As the traditional holding company model declines, new models are rising as competition.
While the “big six” – WPP, Publicis Groupe, IPG, Dentsu Aegis, Havas and Omnicom – still rule, legacy structures and poor financial performance are causing their dominance to wane.
In March, WPP lost $2.6 billion from its market cap. Omnicom has been shedding non-core assets to improve profitability after a year of flat growth. Publicis Groupe wrote down its digital agency group, Publicis.Sapient, by $1.5 billion because it was dragging down the business. And on Friday, The Wall Street Journal reported MDC Partners is exploring a sale for the second time in two years after its CEO Scott Kauffman stepped down earlier this month.

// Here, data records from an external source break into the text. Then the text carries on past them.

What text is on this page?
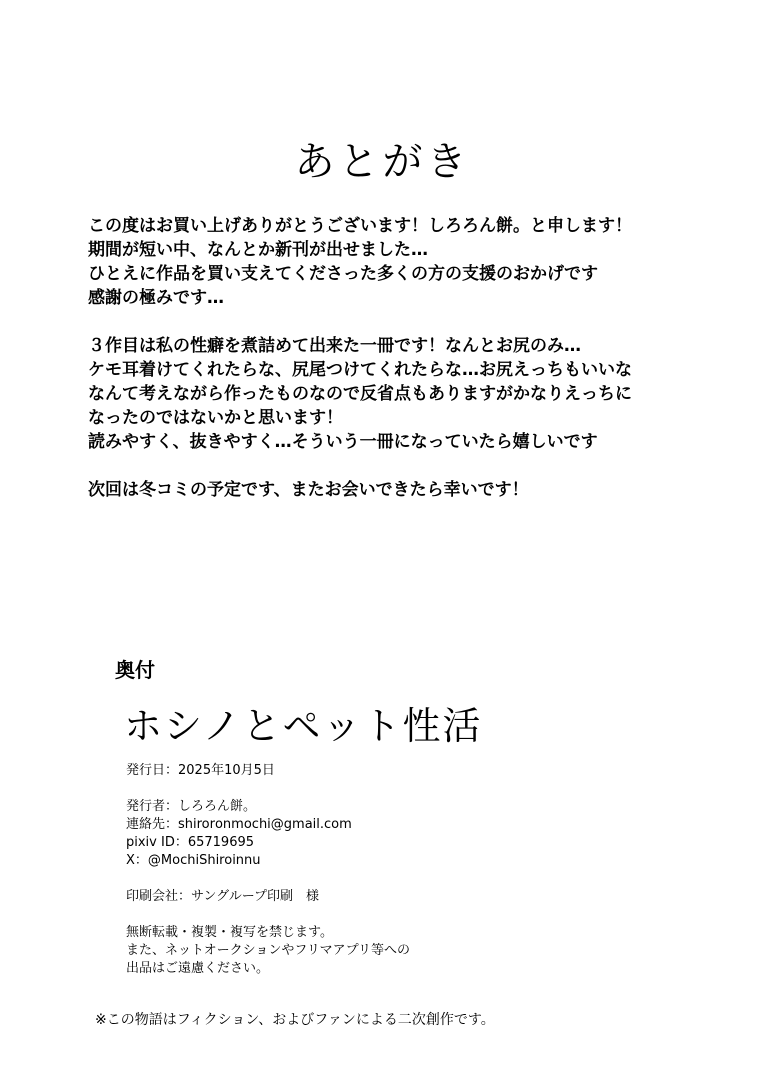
あとがき

この度はお買い上げありがとうございます！しろろん餅。と申します！
期間が短い中、なんとか新刊が出せました…
ひとえに作品を買い支えてくださった多くの方の支援のおかげです
感謝の極みです…

３作目は私の性癖を煮詰めて出来た一冊です！なんとお尻のみ…
ケモ耳着けてくれたらな、尻尾つけてくれたらな…お尻えっちもいいな
なんて考えながら作ったものなので反省点もありますがかなりえっちに
なったのではないかと思います！
読みやすく、抜きやすく…そういう一冊になっていたら嬉しいです

次回は冬コミの予定です、またお会いできたら幸いです！

奥付
ホシノとペット性活
発行日：2025年10月5日
発行者：しろろん餅。
連絡先：shirorоnmochi@gmail.com
pixiv ID：65719695
X：@MochiShiroinnu
印刷会社：サングループ印刷　様
無断転載・複製・複写を禁じます。
また、ネットオークションやフリマアプリ等への
出品はご遠慮ください。
※この物語はフィクション、およびファンによる二次創作です。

“It’s not a great time to be a conventional holding company,” said Andrew Bailey, US CEO of The&Partnership, an independent agency minority-owned by WPP.
Holding companies are losing leverage as clients favor consultative agencies that can work quickly over those with scale and big idea campaigns. Even ex-WPP CEO Martin Sorrell, who often downplayed the importance of consultancies, is singing a different tune with his new network, S4. In a prospectus, S4 said it is seeking agencies that are “agile, efficient, and of premium creative quality: in other words, faster, better and cheaper.”
New upstarts – like The&Partnership, Engine Group, Stagwell Group and Local Planet – are working off the same playbook. Rather than focusing on scale, these networks are built to facilitate collaboration, flexibility and agility across disciplines.